Goals of this course

This course is designed to give you the background you need to understand and critically evaluate phylogenetic analyses described in current primary literature, and to design appropriate phylogenetic analyses to address your own research questions.

Unlike many graduate courses, you will spend less time reading papers and more time using state-of-the-art software tools and doing homework assignments designed to ensure that you understand the output of the programs.

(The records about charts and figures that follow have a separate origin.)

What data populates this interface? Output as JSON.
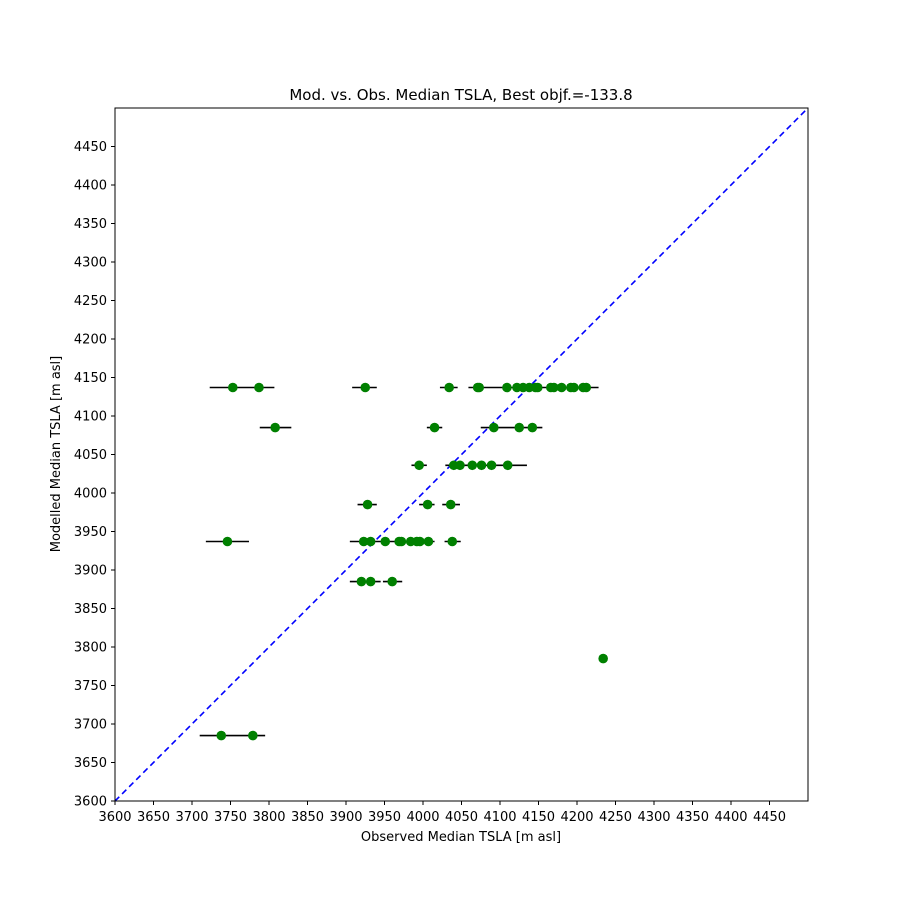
{
  "chart_data": {
    "type": "scatter",
    "title": "Mod. vs. Obs. Median TSLA, Best objf.=-133.8",
    "xlabel": "Observed Median TSLA [m asl]",
    "ylabel": "Modelled Median TSLA [m asl]",
    "xlim": [
      3600,
      4500
    ],
    "ylim": [
      3600,
      4500
    ],
    "x_ticks": [
      3600,
      3650,
      3700,
      3750,
      3800,
      3850,
      3900,
      3950,
      4000,
      4050,
      4100,
      4150,
      4200,
      4250,
      4300,
      4350,
      4400,
      4450
    ],
    "y_ticks": [
      3600,
      3650,
      3700,
      3750,
      3800,
      3850,
      3900,
      3950,
      4000,
      4050,
      4100,
      4150,
      4200,
      4250,
      4300,
      4350,
      4400,
      4450
    ],
    "grid": false,
    "point_color": "#008000",
    "errorbar_color": "#000000",
    "reference_line": {
      "from": [
        3600,
        3600
      ],
      "to": [
        4500,
        4500
      ],
      "color": "#0000ff",
      "style": "dashed"
    },
    "points": [
      {
        "x": 3753,
        "y": 4137,
        "xerr": [
          3723,
          3807
        ]
      },
      {
        "x": 3787,
        "y": 4137
      },
      {
        "x": 3925,
        "y": 4137,
        "xerr": [
          3908,
          3940
        ]
      },
      {
        "x": 4034,
        "y": 4137,
        "xerr": [
          4022,
          4045
        ]
      },
      {
        "x": 4071,
        "y": 4137,
        "xerr": [
          4059,
          4212
        ]
      },
      {
        "x": 4073,
        "y": 4137
      },
      {
        "x": 4109,
        "y": 4137
      },
      {
        "x": 4122,
        "y": 4137
      },
      {
        "x": 4130,
        "y": 4137
      },
      {
        "x": 4138,
        "y": 4137
      },
      {
        "x": 4146,
        "y": 4137
      },
      {
        "x": 4149,
        "y": 4137
      },
      {
        "x": 4166,
        "y": 4137
      },
      {
        "x": 4170,
        "y": 4137
      },
      {
        "x": 4180,
        "y": 4137
      },
      {
        "x": 4192,
        "y": 4137
      },
      {
        "x": 4196,
        "y": 4137
      },
      {
        "x": 4208,
        "y": 4137
      },
      {
        "x": 4212,
        "y": 4137,
        "xerr": [
          4196,
          4228
        ]
      },
      {
        "x": 3808,
        "y": 4085,
        "xerr": [
          3788,
          3829
        ]
      },
      {
        "x": 4015,
        "y": 4085,
        "xerr": [
          4005,
          4025
        ]
      },
      {
        "x": 4092,
        "y": 4085,
        "xerr": [
          4075,
          4155
        ]
      },
      {
        "x": 4125,
        "y": 4085
      },
      {
        "x": 4142,
        "y": 4085
      },
      {
        "x": 3995,
        "y": 4036,
        "xerr": [
          3985,
          4005
        ]
      },
      {
        "x": 4040,
        "y": 4036,
        "xerr": [
          4029,
          4135
        ]
      },
      {
        "x": 4048,
        "y": 4036
      },
      {
        "x": 4064,
        "y": 4036
      },
      {
        "x": 4076,
        "y": 4036
      },
      {
        "x": 4089,
        "y": 4036
      },
      {
        "x": 4110,
        "y": 4036
      },
      {
        "x": 3928,
        "y": 3985,
        "xerr": [
          3915,
          3940
        ]
      },
      {
        "x": 4006,
        "y": 3985,
        "xerr": [
          3995,
          4015
        ]
      },
      {
        "x": 4036,
        "y": 3985,
        "xerr": [
          4025,
          4048
        ]
      },
      {
        "x": 3746,
        "y": 3937,
        "xerr": [
          3718,
          3774
        ]
      },
      {
        "x": 3923,
        "y": 3937,
        "xerr": [
          3905,
          4015
        ]
      },
      {
        "x": 3932,
        "y": 3937
      },
      {
        "x": 3951,
        "y": 3937
      },
      {
        "x": 3969,
        "y": 3937
      },
      {
        "x": 3972,
        "y": 3937
      },
      {
        "x": 3984,
        "y": 3937
      },
      {
        "x": 3992,
        "y": 3937
      },
      {
        "x": 3996,
        "y": 3937
      },
      {
        "x": 4007,
        "y": 3937
      },
      {
        "x": 4038,
        "y": 3937,
        "xerr": [
          4028,
          4049
        ]
      },
      {
        "x": 3920,
        "y": 3885,
        "xerr": [
          3905,
          3945
        ]
      },
      {
        "x": 3932,
        "y": 3885
      },
      {
        "x": 3960,
        "y": 3885,
        "xerr": [
          3948,
          3973
        ]
      },
      {
        "x": 4234,
        "y": 3785
      },
      {
        "x": 3738,
        "y": 3685,
        "xerr": [
          3710,
          3795
        ]
      },
      {
        "x": 3779,
        "y": 3685
      }
    ]
  }
}
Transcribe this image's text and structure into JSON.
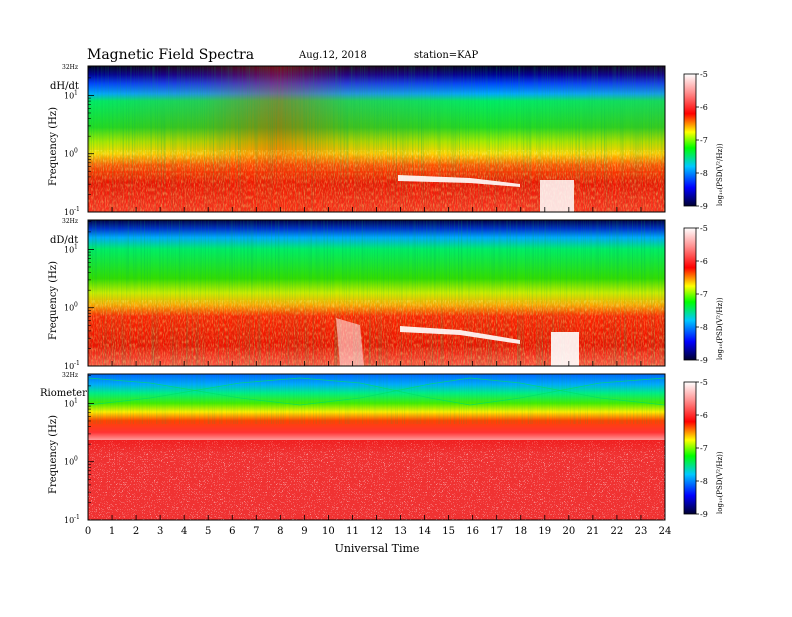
{
  "header": {
    "title": "Magnetic  Field  Spectra",
    "date": "Aug.12, 2018",
    "station": "station=KAP"
  },
  "chart_data": [
    {
      "type": "heatmap",
      "panel_label": "dH/dt",
      "ylabel": "Frequency  (Hz)",
      "top_label": "32Hz",
      "ytick_labels": [
        "10",
        "10",
        "10"
      ],
      "ytick_exponents": [
        "1",
        "0",
        "-1"
      ],
      "ytick_values": [
        10,
        1,
        0.1
      ],
      "ylim": [
        0.1,
        32
      ],
      "yscale": "log",
      "xlim": [
        0,
        24
      ],
      "colorbar": {
        "label": "log₁₀(PSD(V²/Hz))",
        "ticks": [
          "-5",
          "-6",
          "-7",
          "-8",
          "-9"
        ],
        "range": [
          -9,
          -5
        ]
      }
    },
    {
      "type": "heatmap",
      "panel_label": "dD/dt",
      "ylabel": "Frequency  (Hz)",
      "top_label": "32Hz",
      "ytick_labels": [
        "10",
        "10",
        "10"
      ],
      "ytick_exponents": [
        "1",
        "0",
        "-1"
      ],
      "ytick_values": [
        10,
        1,
        0.1
      ],
      "ylim": [
        0.1,
        32
      ],
      "yscale": "log",
      "xlim": [
        0,
        24
      ],
      "colorbar": {
        "label": "log₁₀(PSD(V²/Hz))",
        "ticks": [
          "-5",
          "-6",
          "-7",
          "-8",
          "-9"
        ],
        "range": [
          -9,
          -5
        ]
      }
    },
    {
      "type": "heatmap",
      "panel_label": "Riometer",
      "ylabel": "Frequency  (Hz)",
      "top_label": "32Hz",
      "ytick_labels": [
        "10",
        "10",
        "10"
      ],
      "ytick_exponents": [
        "1",
        "0",
        "-1"
      ],
      "ytick_values": [
        10,
        1,
        0.1
      ],
      "ylim": [
        0.1,
        32
      ],
      "yscale": "log",
      "xlim": [
        0,
        24
      ],
      "colorbar": {
        "label": "log₁₀(PSD(V²/Hz))",
        "ticks": [
          "-5",
          "-6",
          "-7",
          "-8",
          "-9"
        ],
        "range": [
          -9,
          -5
        ]
      }
    }
  ],
  "xaxis": {
    "label": "Universal Time",
    "ticks": [
      "0",
      "1",
      "2",
      "3",
      "4",
      "5",
      "6",
      "7",
      "8",
      "9",
      "10",
      "11",
      "12",
      "13",
      "14",
      "15",
      "16",
      "17",
      "18",
      "19",
      "20",
      "21",
      "22",
      "23",
      "24"
    ],
    "tick_values": [
      0,
      1,
      2,
      3,
      4,
      5,
      6,
      7,
      8,
      9,
      10,
      11,
      12,
      13,
      14,
      15,
      16,
      17,
      18,
      19,
      20,
      21,
      22,
      23,
      24
    ]
  }
}
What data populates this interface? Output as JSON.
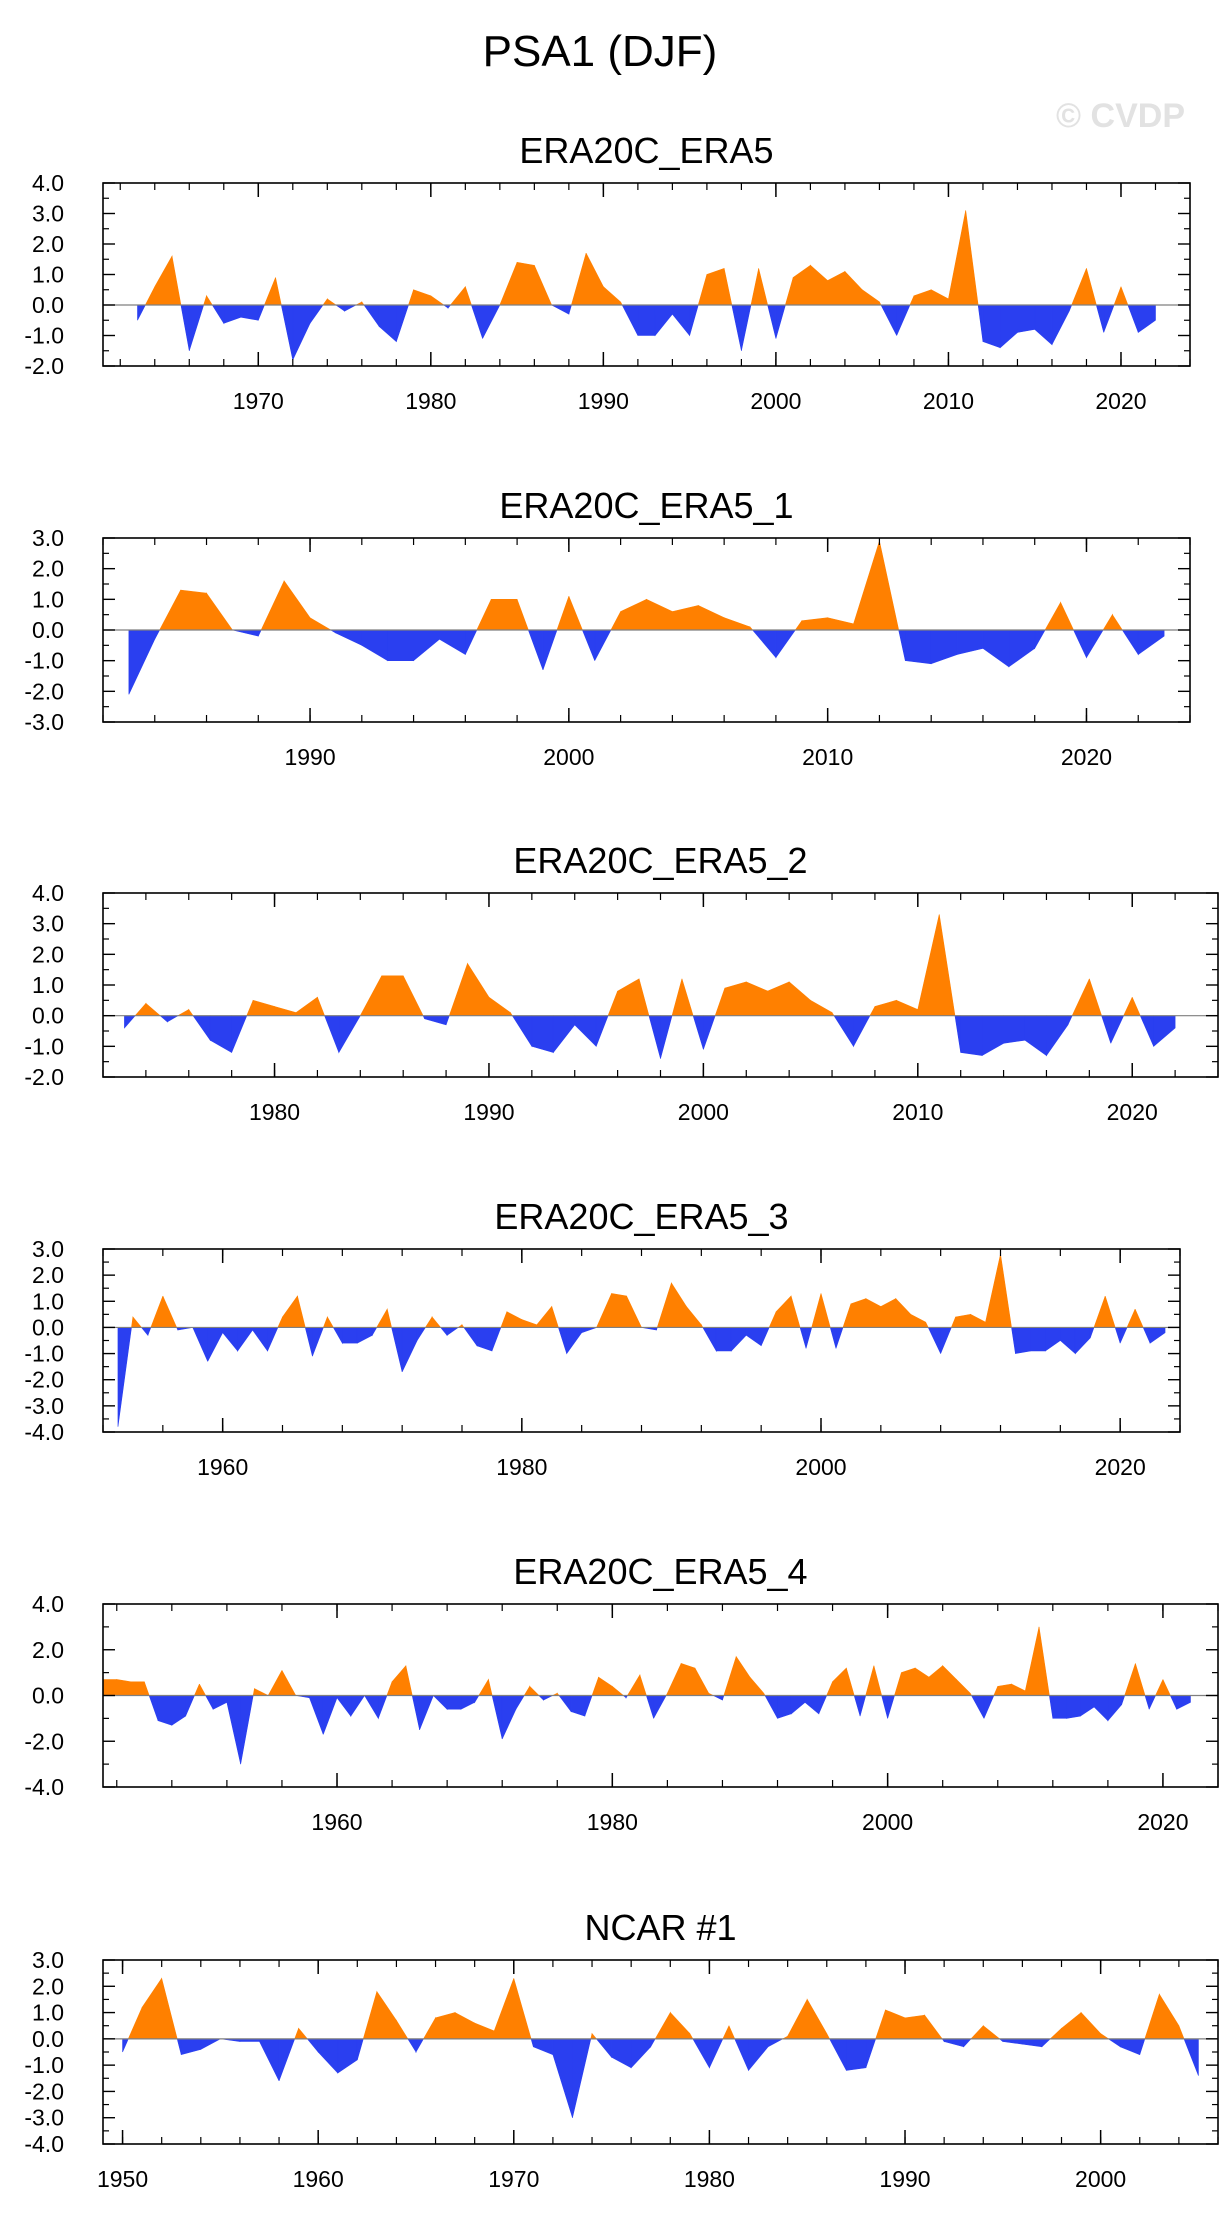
{
  "title": "PSA1 (DJF)",
  "watermark": "© CVDP",
  "colors": {
    "positive": "#ff8000",
    "negative": "#2a3ff0",
    "zero_line": "#7f7f7f",
    "frame": "#000000"
  },
  "chart_data": [
    {
      "type": "area",
      "title": "ERA20C_ERA5",
      "ylim": [
        -2,
        4
      ],
      "yticks": [
        -2,
        -1,
        0,
        1,
        2,
        3,
        4
      ],
      "ytick_labels": [
        "-2.0",
        "-1.0",
        "0.0",
        "1.0",
        "2.0",
        "3.0",
        "4.0"
      ],
      "xlim": [
        1961,
        2024
      ],
      "xticks": [
        1970,
        1980,
        1990,
        2000,
        2010,
        2020
      ],
      "x_start": 1963,
      "values": [
        -0.5,
        0.6,
        1.6,
        -1.5,
        0.3,
        -0.6,
        -0.4,
        -0.5,
        0.9,
        -1.8,
        -0.6,
        0.2,
        -0.2,
        0.1,
        -0.7,
        -1.2,
        0.5,
        0.3,
        -0.1,
        0.6,
        -1.1,
        0.0,
        1.4,
        1.3,
        0.0,
        -0.3,
        1.7,
        0.6,
        0.1,
        -1.0,
        -1.0,
        -0.3,
        -1.0,
        1.0,
        1.2,
        -1.5,
        1.2,
        -1.1,
        0.9,
        1.3,
        0.8,
        1.1,
        0.5,
        0.1,
        -1.0,
        0.3,
        0.5,
        0.2,
        3.1,
        -1.2,
        -1.4,
        -0.9,
        -0.8,
        -1.3,
        -0.2,
        1.2,
        -0.9,
        0.6,
        -0.9,
        -0.5
      ]
    },
    {
      "type": "area",
      "title": "ERA20C_ERA5_1",
      "ylim": [
        -3,
        3
      ],
      "yticks": [
        -3,
        -2,
        -1,
        0,
        1,
        2,
        3
      ],
      "ytick_labels": [
        "-3.0",
        "-2.0",
        "-1.0",
        "0.0",
        "1.0",
        "2.0",
        "3.0"
      ],
      "xlim": [
        1982,
        2024
      ],
      "xticks": [
        1990,
        2000,
        2010,
        2020
      ],
      "x_start": 1983,
      "values": [
        -2.1,
        -0.3,
        1.3,
        1.2,
        0.0,
        -0.2,
        1.6,
        0.4,
        -0.1,
        -0.5,
        -1.0,
        -1.0,
        -0.3,
        -0.8,
        1.0,
        1.0,
        -1.3,
        1.1,
        -1.0,
        0.6,
        1.0,
        0.6,
        0.8,
        0.4,
        0.1,
        -0.9,
        0.3,
        0.4,
        0.2,
        2.9,
        -1.0,
        -1.1,
        -0.8,
        -0.6,
        -1.2,
        -0.6,
        0.9,
        -0.9,
        0.5,
        -0.8,
        -0.2
      ]
    },
    {
      "type": "area",
      "title": "ERA20C_ERA5_2",
      "ylim": [
        -2,
        4
      ],
      "yticks": [
        -2,
        -1,
        0,
        1,
        2,
        3,
        4
      ],
      "ytick_labels": [
        "-2.0",
        "-1.0",
        "0.0",
        "1.0",
        "2.0",
        "3.0",
        "4.0"
      ],
      "xlim": [
        1972,
        2024
      ],
      "xticks": [
        1980,
        1990,
        2000,
        2010,
        2020
      ],
      "x_start": 1973,
      "values": [
        -0.4,
        0.4,
        -0.2,
        0.2,
        -0.8,
        -1.2,
        0.5,
        0.3,
        0.1,
        0.6,
        -1.2,
        0.0,
        1.3,
        1.3,
        -0.1,
        -0.3,
        1.7,
        0.6,
        0.1,
        -1.0,
        -1.2,
        -0.3,
        -1.0,
        0.8,
        1.2,
        -1.4,
        1.2,
        -1.1,
        0.9,
        1.1,
        0.8,
        1.1,
        0.5,
        0.1,
        -1.0,
        0.3,
        0.5,
        0.2,
        3.3,
        -1.2,
        -1.3,
        -0.9,
        -0.8,
        -1.3,
        -0.3,
        1.2,
        -0.9,
        0.6,
        -1.0,
        -0.4
      ]
    },
    {
      "type": "area",
      "title": "ERA20C_ERA5_3",
      "ylim": [
        -4,
        3
      ],
      "yticks": [
        -4,
        -3,
        -2,
        -1,
        0,
        1,
        2,
        3
      ],
      "ytick_labels": [
        "-4.0",
        "-3.0",
        "-2.0",
        "-1.0",
        "0.0",
        "1.0",
        "2.0",
        "3.0"
      ],
      "xlim": [
        1952,
        2024
      ],
      "xticks": [
        1960,
        1980,
        2000,
        2020
      ],
      "x_start": 1953,
      "values": [
        -3.8,
        0.4,
        -0.3,
        1.2,
        -0.1,
        0.0,
        -1.3,
        -0.2,
        -0.9,
        -0.1,
        -0.9,
        0.4,
        1.2,
        -1.1,
        0.4,
        -0.6,
        -0.6,
        -0.3,
        0.7,
        -1.7,
        -0.5,
        0.4,
        -0.3,
        0.1,
        -0.7,
        -0.9,
        0.6,
        0.3,
        0.1,
        0.8,
        -1.0,
        -0.2,
        0.0,
        1.3,
        1.2,
        0.0,
        -0.1,
        1.7,
        0.8,
        0.1,
        -0.9,
        -0.9,
        -0.3,
        -0.7,
        0.6,
        1.2,
        -0.8,
        1.3,
        -0.8,
        0.9,
        1.1,
        0.8,
        1.1,
        0.5,
        0.2,
        -1.0,
        0.4,
        0.5,
        0.2,
        2.8,
        -1.0,
        -0.9,
        -0.9,
        -0.5,
        -1.0,
        -0.4,
        1.2,
        -0.6,
        0.7,
        -0.6,
        -0.2
      ]
    },
    {
      "type": "area",
      "title": "ERA20C_ERA5_4",
      "ylim": [
        -4,
        4
      ],
      "yticks": [
        -4,
        -2,
        0,
        2,
        4
      ],
      "ytick_labels": [
        "-4.0",
        "-2.0",
        "0.0",
        "2.0",
        "4.0"
      ],
      "xlim": [
        1943,
        2024
      ],
      "xticks": [
        1960,
        1980,
        2000,
        2020
      ],
      "x_start": 1943,
      "values": [
        0.7,
        0.7,
        0.6,
        0.6,
        -1.1,
        -1.3,
        -0.9,
        0.5,
        -0.6,
        -0.3,
        -3.0,
        0.3,
        0.0,
        1.1,
        0.0,
        -0.1,
        -1.7,
        -0.1,
        -0.9,
        0.0,
        -1.0,
        0.6,
        1.3,
        -1.5,
        0.0,
        -0.6,
        -0.6,
        -0.3,
        0.7,
        -1.9,
        -0.6,
        0.4,
        -0.2,
        0.1,
        -0.7,
        -0.9,
        0.8,
        0.4,
        -0.1,
        0.9,
        -1.0,
        0.1,
        1.4,
        1.2,
        0.1,
        -0.2,
        1.7,
        0.8,
        0.1,
        -1.0,
        -0.8,
        -0.3,
        -0.8,
        0.6,
        1.2,
        -0.9,
        1.3,
        -1.0,
        1.0,
        1.2,
        0.8,
        1.3,
        0.7,
        0.1,
        -1.0,
        0.4,
        0.5,
        0.2,
        3.0,
        -1.0,
        -1.0,
        -0.9,
        -0.5,
        -1.1,
        -0.4,
        1.4,
        -0.6,
        0.7,
        -0.6,
        -0.3
      ]
    },
    {
      "type": "area",
      "title": "NCAR #1",
      "ylim": [
        -4,
        3
      ],
      "yticks": [
        -4,
        -3,
        -2,
        -1,
        0,
        1,
        2,
        3
      ],
      "ytick_labels": [
        "-4.0",
        "-3.0",
        "-2.0",
        "-1.0",
        "0.0",
        "1.0",
        "2.0",
        "3.0"
      ],
      "xlim": [
        1949,
        2006
      ],
      "xticks": [
        1950,
        1960,
        1970,
        1980,
        1990,
        2000
      ],
      "x_start": 1950,
      "values": [
        -0.5,
        1.2,
        2.3,
        -0.6,
        -0.4,
        0.0,
        -0.1,
        -0.1,
        -1.6,
        0.4,
        -0.5,
        -1.3,
        -0.8,
        1.8,
        0.7,
        -0.5,
        0.8,
        1.0,
        0.6,
        0.3,
        2.3,
        -0.3,
        -0.6,
        -3.0,
        0.2,
        -0.7,
        -1.1,
        -0.3,
        1.0,
        0.2,
        -1.1,
        0.5,
        -1.2,
        -0.3,
        0.1,
        1.5,
        0.2,
        -1.2,
        -1.1,
        1.1,
        0.8,
        0.9,
        -0.1,
        -0.3,
        0.5,
        -0.1,
        -0.2,
        -0.3,
        0.4,
        1.0,
        0.2,
        -0.3,
        -0.6,
        1.7,
        0.5,
        -1.4
      ]
    }
  ]
}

There is a confusing diversity of programs these days for performing phylogenetic analyses. We will concentrate on only a few so that you will know how to use these well by the end of the course.

Textbook

No textbook is required for this course, although you might find Joe Felsenstein's 2004 book "Inferring Phylogenies" (published by Sinauer) useful.

Labs

The laboratory section of this course consist of tutorials that you work through at your own pace using your own laptop computer. In some cases, you will use the UConn Bioinformatics Facility's computing cluster to perform analyses. Please contact Jeff Lary (486-5036) to get an account on the cluster at your earliest convenience.

Homeworks

Your grade will be based on a midterm exam, a final exam and a number of homework assignments, one of which will be assigned (nearly) every week. These homework assignments should be treated as if they were take-home, open-book exams. You may therefore consult with either me or the TA for the course, but not with fellow students when working on the homeworks.

Projects

In addition to homeworks, you will prepare a term paper to be due the last week of the course. There is a lot of flexibility in the nature of the term paper. If you have data of your own, you may decide to write a paper describing a phylogenetic analysis of these data, using appropriate methods learned during the course. If you are not yet at the stage of your graduate career where you have data of your own, you can do a thorough re-analysis of an existing data set. Finally, it is ok to simply write a review paper describing a particular topic in phylogenetics in depth. Please get my approval of your chosen topic before doing extensive work on your paper.